Reste bon garçon, on va te faire mourir à petits coups, par les taxes sur ton commerce. Deviens créditiste, on va te faire mourir tout d'un coup en te supprimant ton commerce.
Tu es libre, mon vieux. Crève ou crève.
Crève ou crève, choisis.
Tu es barbier. Fort bien. Coupe sans scrupule les cheveux sur une tête vide. Mais garde-toi de toute tête créditiste. Quand vient l'heure du paiement, le créditiste a une comptabilité jugée inacceptable par le Comité paritaire. Et le créditiste, rasé ou non, est têtu. Il faut plier ou le perdre. Fuis la tête créditiste si tu veux garder la tienne. Donc, perds tes clients ou perds ta licence.
Tu es libre, mon vieux. Crève ou crève.
Crève ou crève, choisis.
Tu appartiens à la belle classe des professionnels ? Avocat ? Notaire ? Médecin ? Peu importe lequel, tu es bien protégé : Barreau, Chambre des Notaires, Collège des Médecins veillent sur toi.

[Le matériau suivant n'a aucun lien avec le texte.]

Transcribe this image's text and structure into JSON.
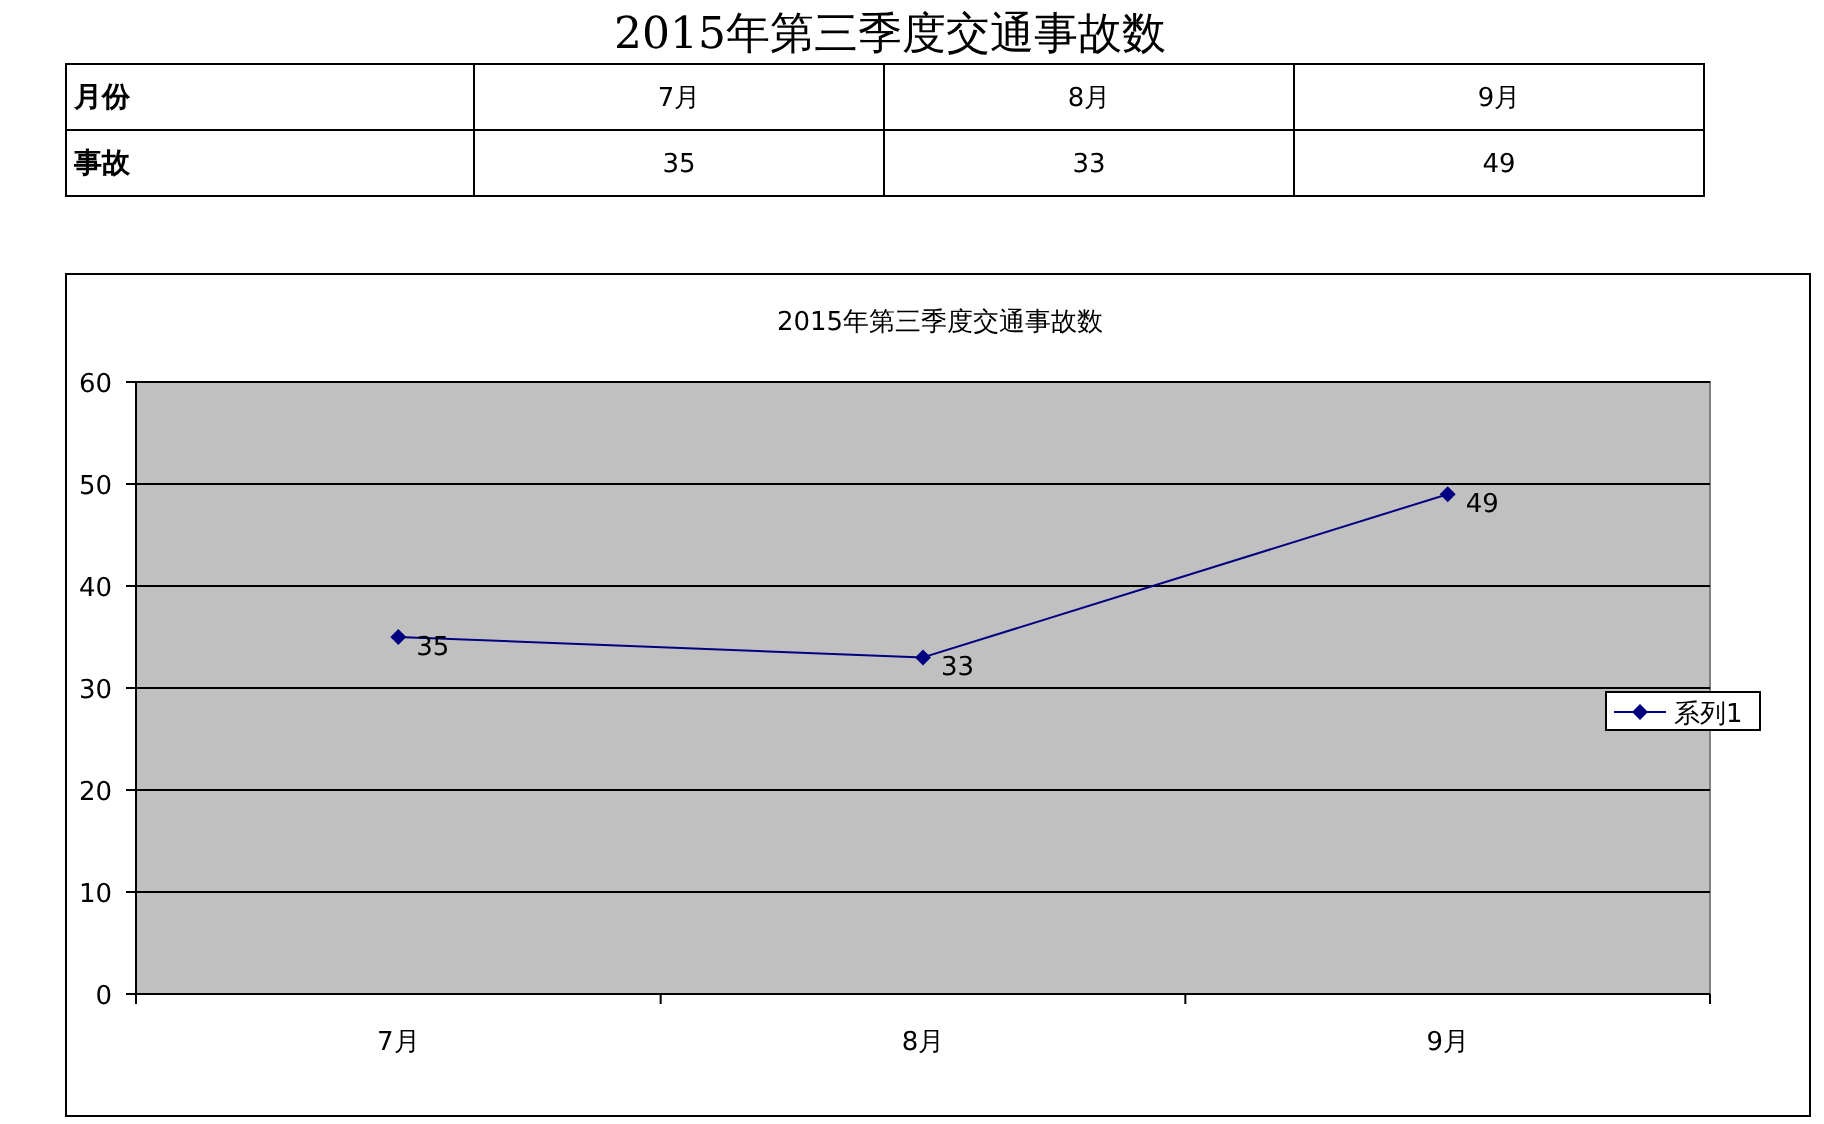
{
  "chart_data": {
    "type": "line",
    "title": "2015年第三季度交通事故数",
    "categories": [
      "7月",
      "8月",
      "9月"
    ],
    "series": [
      {
        "name": "系列1",
        "color": "#000080",
        "values": [
          35,
          33,
          49
        ]
      }
    ],
    "ylim": [
      0,
      60
    ],
    "yticks": [
      0,
      10,
      20,
      30,
      40,
      50,
      60
    ],
    "grid": "y",
    "legend": "right",
    "marker": "diamond",
    "data_labels": true,
    "annotations": [
      "2015年第三季度交通事故数",
      "月份",
      "事故",
      "35",
      "33",
      "49"
    ]
  }
}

Vis des chicanes et de la maladie. Règle ou ne règle pas les conflits, guéris ou ne guéris pas, mais fais-toi bien payer. Charge tant que tu voudras, mais que tout soit soldé en pitons de Banco. Si l'argent de la liberté des créditistes trouve accès près de toi, tu es un homme mort. Vole tes clients si tu veux, mais défense de les aider à secouer la dictature d'argent.
Tu es libre, mon vieux. Crève ou crève.
Crève ou crève, choisis.
Tu jouis d'une licence de bière. Heureux favorisé du patronage ! Te voilà dans un commerce payant. Profites-en. La bière est bien annoncée partout, tu ne mourras pas pauvre.
Mais sois bien attentif à ne pas déplaire à tes bienfaiteurs. Ton député peut te faire tout perdre. Or ton député doit défendre le système établi contre les innovations des créditistes.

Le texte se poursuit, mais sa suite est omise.